Assets under management rose 1.7% q/q. Net inflows of $82 billion in the quarter missed expectations of $112 billion. Equity inflows fell to $6 billion, with inflows falling due to rebalancing among institutional clients. Fixed income inflows fell due to the loss of one institutional client, which withdrew $20 billion.

BlackRock announced two weeks ago that it had bought Preqin, a privately held market data company, as it continues its push into alternative assets and technology. Its ETF inflows have been boosted by strong interest in its bitcoin product.

“BLK’s spending to strengthen its private markets capabilities should help reduce its reliance on iShares’ low-fee exchange-traded funds, and enable the company to capitalize on the strong long-term growth opportunity within private assets,” wrote Edward Jones analyst Kyle Sanders.

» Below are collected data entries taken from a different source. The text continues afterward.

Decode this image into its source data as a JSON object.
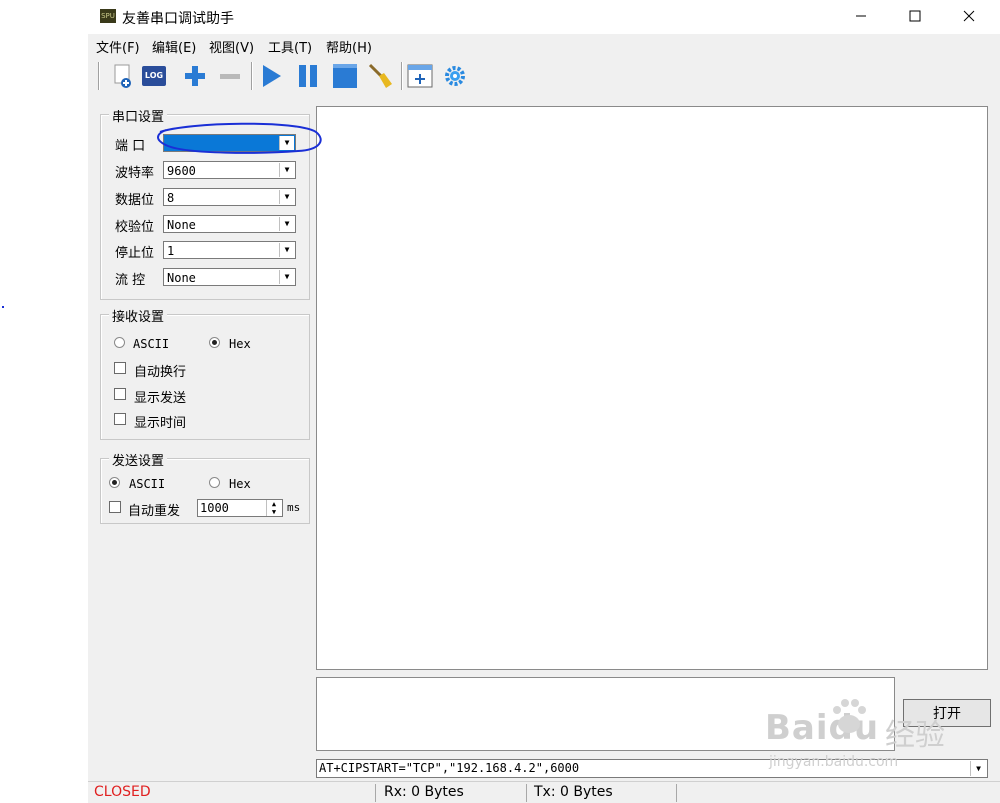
{
  "window": {
    "title": "友善串口调试助手",
    "app_icon_text": "SPU",
    "controls": {
      "minimize": "—",
      "maximize": "☐",
      "close": "✕"
    }
  },
  "menu": [
    {
      "label": "文件(F)"
    },
    {
      "label": "编辑(E)"
    },
    {
      "label": "视图(V)"
    },
    {
      "label": "工具(T)"
    },
    {
      "label": "帮助(H)"
    }
  ],
  "toolbar": {
    "log_label": "LOG",
    "icons": [
      "new-file-icon",
      "log-icon",
      "add-icon",
      "remove-icon",
      "play-icon",
      "pause-icon",
      "stop-icon",
      "clear-broom-icon",
      "add-window-icon",
      "settings-gear-icon"
    ]
  },
  "serial_settings": {
    "title": "串口设置",
    "port_label": "端  口",
    "port_value": "",
    "baud_label": "波特率",
    "baud_value": "9600",
    "databits_label": "数据位",
    "databits_value": "8",
    "parity_label": "校验位",
    "parity_value": "None",
    "stopbits_label": "停止位",
    "stopbits_value": "1",
    "flow_label": "流  控",
    "flow_value": "None"
  },
  "receive_settings": {
    "title": "接收设置",
    "ascii_label": "ASCII",
    "hex_label": "Hex",
    "selected": "Hex",
    "auto_newline_label": "自动换行",
    "show_send_label": "显示发送",
    "show_time_label": "显示时间"
  },
  "send_settings": {
    "title": "发送设置",
    "ascii_label": "ASCII",
    "hex_label": "Hex",
    "selected": "ASCII",
    "auto_resend_label": "自动重发",
    "interval_value": "1000",
    "interval_unit": "ms"
  },
  "send_area": {
    "open_button_label": "打开",
    "command_value": "AT+CIPSTART=\"TCP\",\"192.168.4.2\",6000"
  },
  "status_bar": {
    "state": "CLOSED",
    "state_color": "#e02020",
    "rx": "Rx: 0 Bytes",
    "tx": "Tx: 0 Bytes"
  },
  "annotation": {
    "color": "#1a2fd6"
  },
  "watermark": {
    "brand": "Baidu",
    "cn": "经验",
    "url": "jingyan.baidu.com"
  }
}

BlackRock has long traded at multiples well above the earnings of its traditional asset management peers, but in the past six months its shares have lagged the broader financial sector, rising 1.4 percent since the beginning of the year compared with about 12 percent for financial companies in the S&P 500.

The company is on track to meet its long-term goal of 5 percent annual membership fee growth, and expenses are on track to increase in the low single digits, excluding acquisitions, said Martin Small, the company’s chief financial officer.

Shares of the asset management company closed down 0.6 percent on Monday.